The vaccine uses a new technology never before deployed in an approved medical product. Each injection contains lipid nanoparticles — fat bubbles — that surround a strip of genetic material called messenger RNA. The genetic material carries the blueprint for the distinctive spiky protein that studs the coronavirus surface. After being injected into a person’s arm, the fat capsule delivers its payload to the body’s cells, and the messenger RNA instructs those cells to build the spike protein, effectively teaching the immune system how to recognize and block the coronavirus.

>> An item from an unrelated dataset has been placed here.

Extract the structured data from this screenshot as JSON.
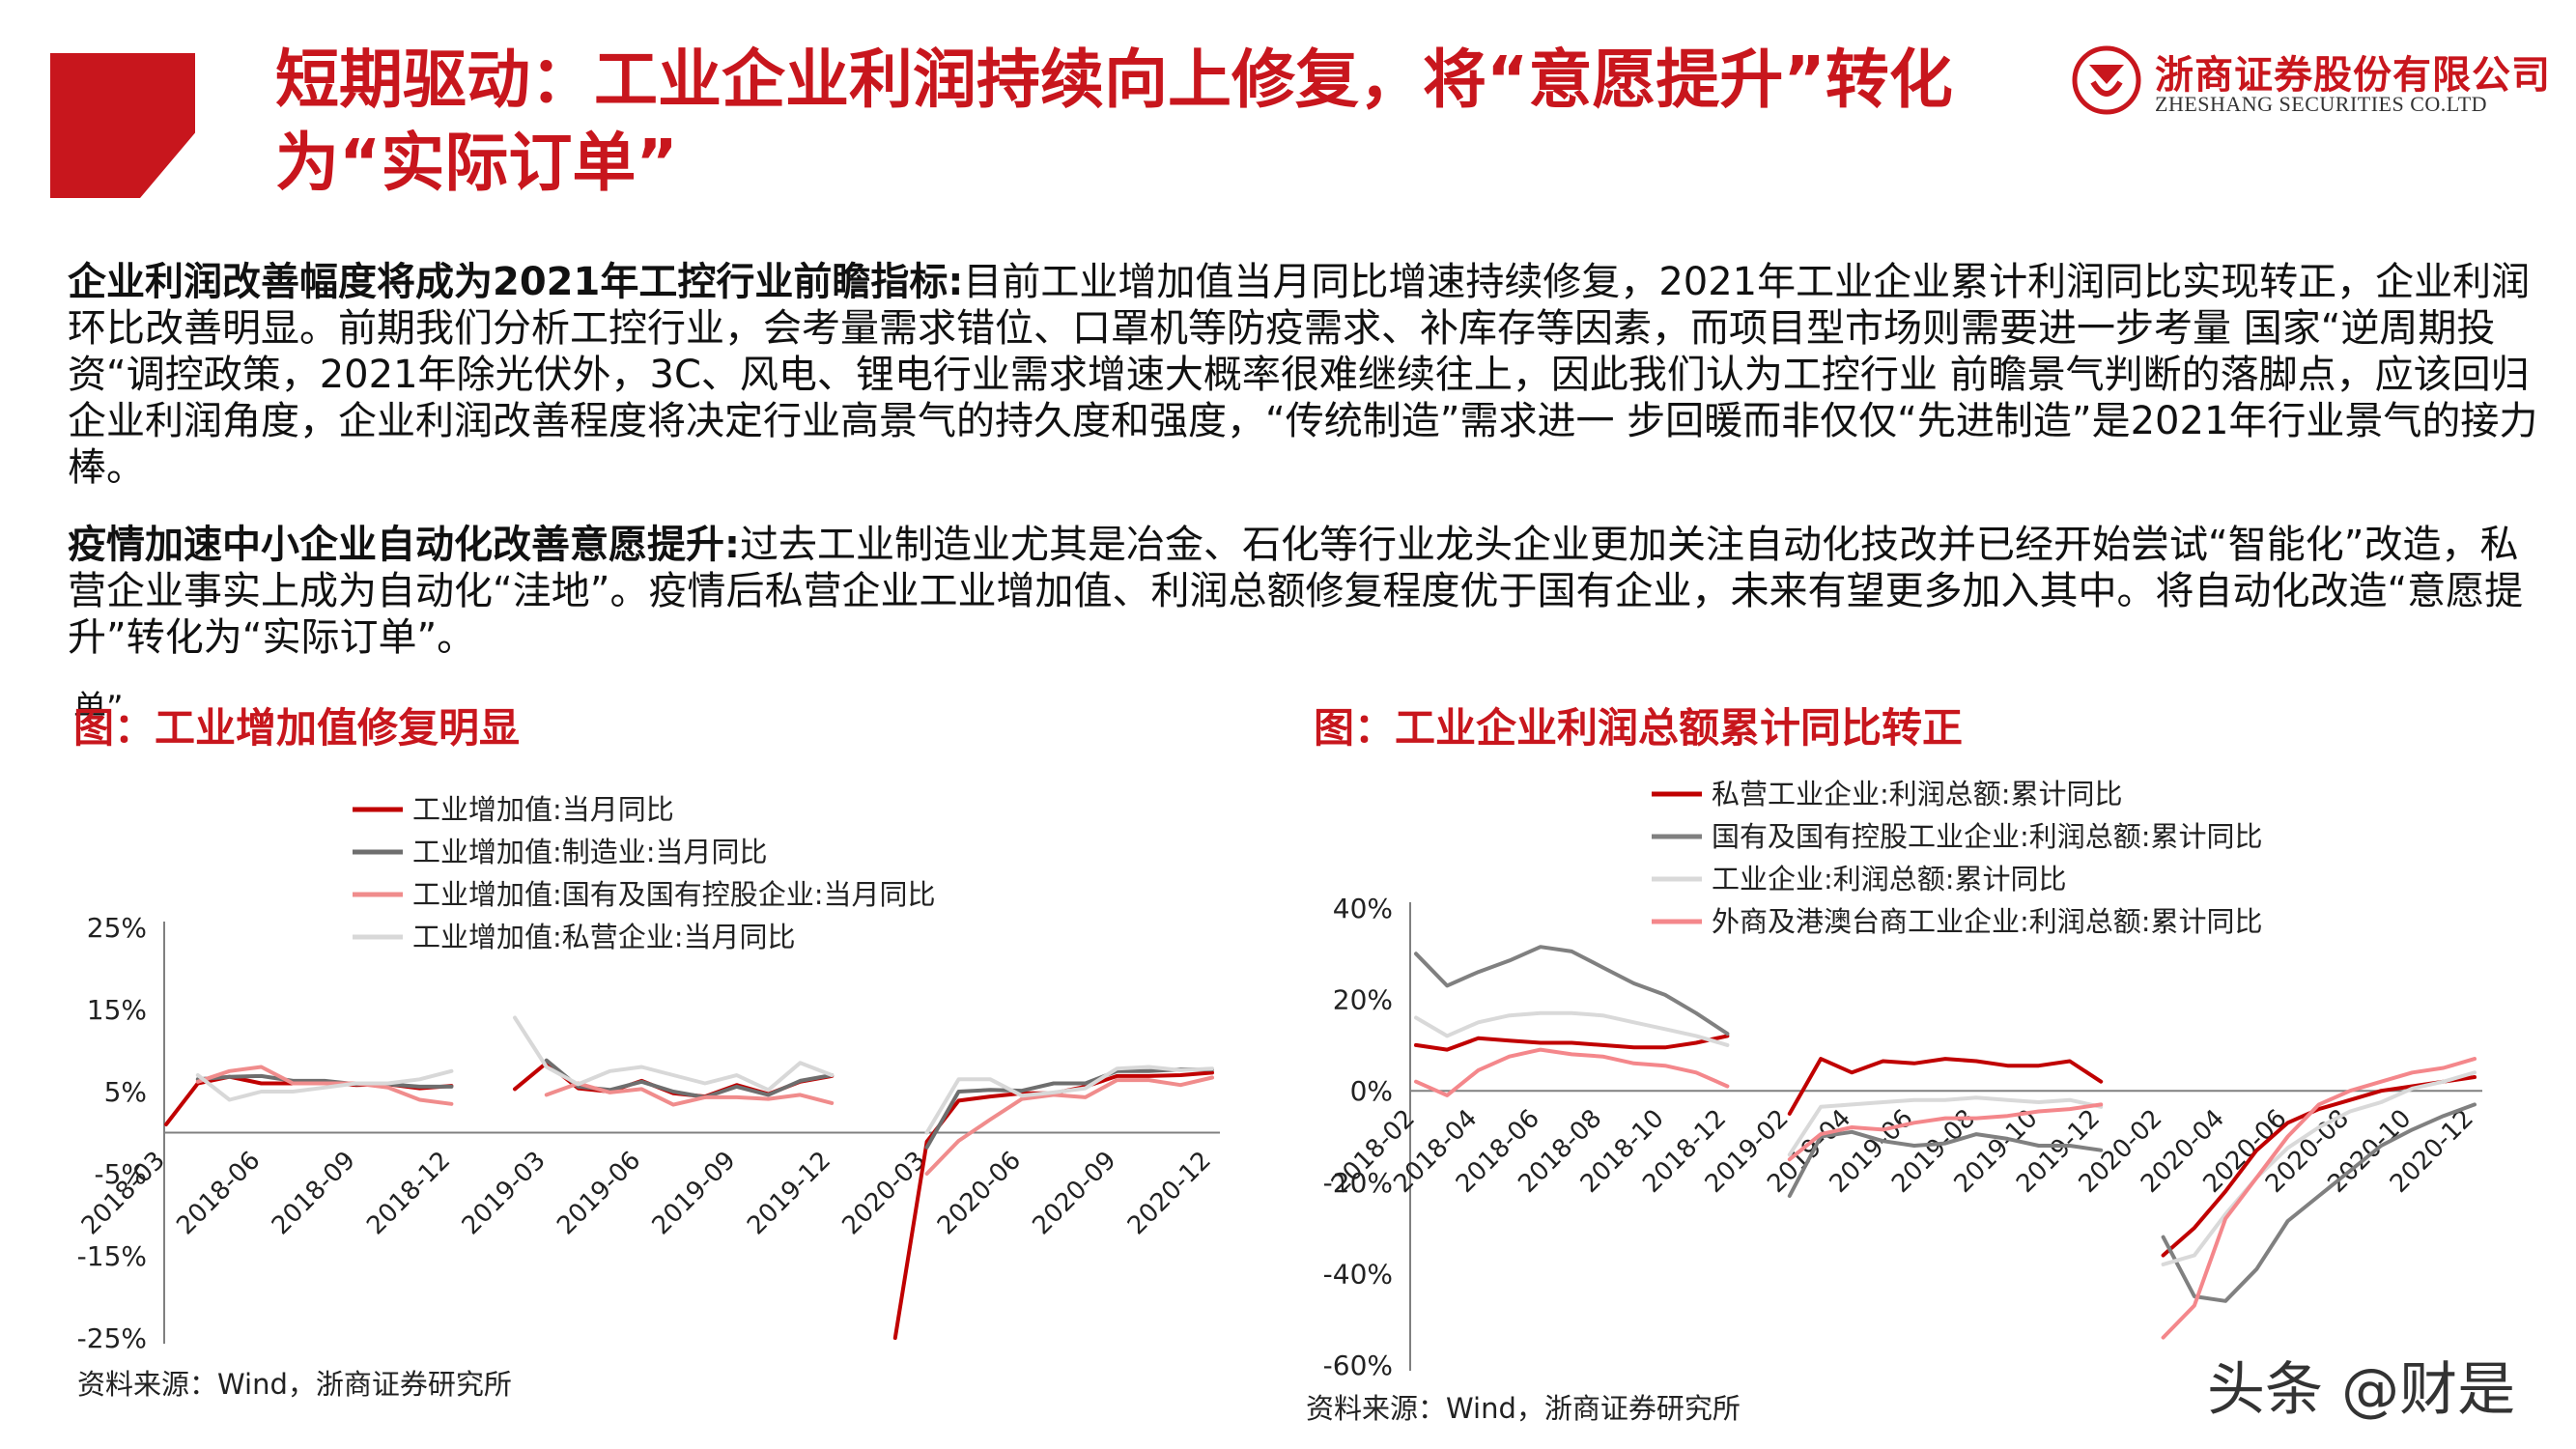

The same approach is being used by Moderna, a biotechnology company that expects to report early results this month for another leading vaccine candidate.
Pfizer, unlike its competitors, did not join Operation Warp Speed, the government initiative designed to erase the financial risk of vaccine and therapeutics development by providing funding to companies and helping coordinate the trials. Instead, Pfizer plowed $2 billion of its own money into the project and then struck a $1.95 billion contract with the U.S. government to provide 100 million doses, contingent on the vaccine being effective.
Its trial initially had a more aggressive design than other late-stage studies in the United States, allowing earlier and more frequent peeks at the data. That raised concern from outside scientists that the company might seek authorization of its vaccine when there were only 32 cases among participants.
The FDA shared those concerns, according to Jansen, and urged the company to wait to do its first data look until there were more cases. Pfizer scientists were initially concerned it would take too long to reach that milestone, particularly as it appeared the pandemic might be coming under control in late summer, thus depriving the study of potentially infected participants. But Pfizer scientists amended their protocol to wait to look at the data until they reached 62 cases as the virus began to surge, and they completed that paperwork last week.
“We saw that huge upswing, we realized that maybe we should listen and come back to the suggestion of the FDA to have more cases,” Jansen said. “It just shows you the enormous uptick right now of the pandemic, that certainly it took us by surprise — how quickly it really went.”
Once the independent data committee met Sunday, there were 94 cases in the trial — meaning the study is more than halfway done.